12.- Il motivo è inammissibile, perchè non si fa carico di confutare la ratio decidendi della corte territoriale, che, oltretutto correttamente, riferisce il momento dell’insorgenza del credito dell’attrice originaria e dell’interventrice a quello dell’acquisto della qualità di fideiussore, alla stregua della giurisprudenza di legittimità ivi richiamata (Cass. 15 febbraio 2011, n. 3676), del resto confermata successivamente (Cass., ord. 9 ottobre 2015, n. 20376; Cass. 19 gennaio 2016, n. 762): così fondando il presupposto della sufficienza della consapevolezza in capo al terzo ed escludendo la necessità del più intenso elemento soggettivo invocato dall’odierno ricorrente.

13.- Il quinto motivo di ricorso denuncia “violazione dell’art. 2901 c.c., n. 1”, per non avere la gravata sentenza valutato in concreto la conoscenza o meno, da parte del B., del pregiudizio arrecato alle ragioni del creditore.

14.- Il motivo è inammissibile, perchè non coglie, ancora una volta, la ratio decidendi della gravata sentenza, che fonda l’individuazione dell’elemento soggettivo della dispiegata revocatoria alla stregua della ricostruita gratuità degli atti di disposizione oggetto della controversia, poi fondandolo sui rapporti di familiarità tra le parti, per essere il B. figlio della G., a sua volta coniuge, fino a due anni prima, del M.: così effettivamente ed evidentemente basandosi su presunzioni, ma come del resto è consentito anche ai fini della prova degli elementi costitutivi dell’azione prevista dall’art. 2901 cod. civ. (tra le più recenti: Cass. 17 agosto 2011, n. 17327; Cass. 30 dicembre 2014, n. 27546; Cass. 22 marzo 2016, n. 5618) e non risultando, nè del resto essendo specificamente denunziati, quei soli gravi vizi motivazionali rilevanti alla stregua di Cass. Sez. Un. 8053 del 2014, per l’intervenuta limitazione al minimo costituzionale del controllo di legittimità sulla motivazione in punto di fatto, anche per l’applicazione della regola di giudizio fondata sulla prova critica per eccellenza e cioè proprio sulla presunzione.
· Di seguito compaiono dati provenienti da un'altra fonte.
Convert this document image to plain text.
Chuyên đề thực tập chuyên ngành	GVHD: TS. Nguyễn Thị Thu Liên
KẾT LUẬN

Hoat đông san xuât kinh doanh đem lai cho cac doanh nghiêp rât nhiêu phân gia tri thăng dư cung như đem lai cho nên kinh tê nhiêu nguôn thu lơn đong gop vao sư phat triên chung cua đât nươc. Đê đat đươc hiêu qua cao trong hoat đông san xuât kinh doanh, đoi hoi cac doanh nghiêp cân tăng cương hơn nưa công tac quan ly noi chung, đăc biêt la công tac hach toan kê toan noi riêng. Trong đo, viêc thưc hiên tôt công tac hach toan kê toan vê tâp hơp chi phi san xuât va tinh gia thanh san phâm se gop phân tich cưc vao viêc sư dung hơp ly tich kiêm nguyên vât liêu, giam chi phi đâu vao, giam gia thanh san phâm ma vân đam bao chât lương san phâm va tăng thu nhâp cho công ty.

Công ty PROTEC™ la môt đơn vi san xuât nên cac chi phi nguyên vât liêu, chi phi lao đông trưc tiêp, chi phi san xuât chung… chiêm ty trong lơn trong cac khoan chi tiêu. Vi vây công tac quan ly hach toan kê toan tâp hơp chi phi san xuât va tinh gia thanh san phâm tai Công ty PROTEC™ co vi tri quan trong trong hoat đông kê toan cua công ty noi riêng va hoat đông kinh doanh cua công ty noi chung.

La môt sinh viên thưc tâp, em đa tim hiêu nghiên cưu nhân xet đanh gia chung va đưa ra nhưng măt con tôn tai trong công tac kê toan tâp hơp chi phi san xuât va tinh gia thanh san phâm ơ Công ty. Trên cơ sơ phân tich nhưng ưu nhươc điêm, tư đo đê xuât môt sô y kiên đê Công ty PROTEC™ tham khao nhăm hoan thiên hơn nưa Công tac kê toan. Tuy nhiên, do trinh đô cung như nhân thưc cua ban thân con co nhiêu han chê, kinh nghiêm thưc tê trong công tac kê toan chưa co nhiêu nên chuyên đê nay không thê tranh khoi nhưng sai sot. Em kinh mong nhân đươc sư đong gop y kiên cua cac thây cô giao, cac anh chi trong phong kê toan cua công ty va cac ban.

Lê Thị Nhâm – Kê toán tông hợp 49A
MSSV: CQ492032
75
15.- Il sesto motivo di ricorso prospetta “violazione dell’art. 2901 c.c.”, in relazione al quinto motivo di appello ed in particolare all’esistenza del credito garantito, per la carenza di prova documentale da parte delle due banche; la medesima censura è prospettata poi, come settimo motivo di ricorso, sotto il profilo di nullità della sentenza per violazione dell’art. 112 cod. proc. civ. in addotto difetto di qualunque pronuncia, anche implicita, sul punto.

16.- La doglianza è – se non inammissibile, non avendo il ricorrente indicato specificamente in ricorso con quali passaggi di quali atti dei gradi di merito, le cui sedi processuali andavano poi analiticamente indicate, aveva formulato la doglianza, al fine di escludere la sua novità in sede di legittimità (sul qual punto, v., tra le ultime e per tutte, Cass. Sez. Un., 6 maggio 2016, n. 9138) – anch’essa infondata, alla stregua della giurisprudenza in base alla quale, ai fini dell’ammissibilità dell’azione revocatoria, il credito verso il fideiussore può prescindere dall’effettiva insorgenza del credito verso il debitore principale, secondo quanto richiamato al precedente punto 12.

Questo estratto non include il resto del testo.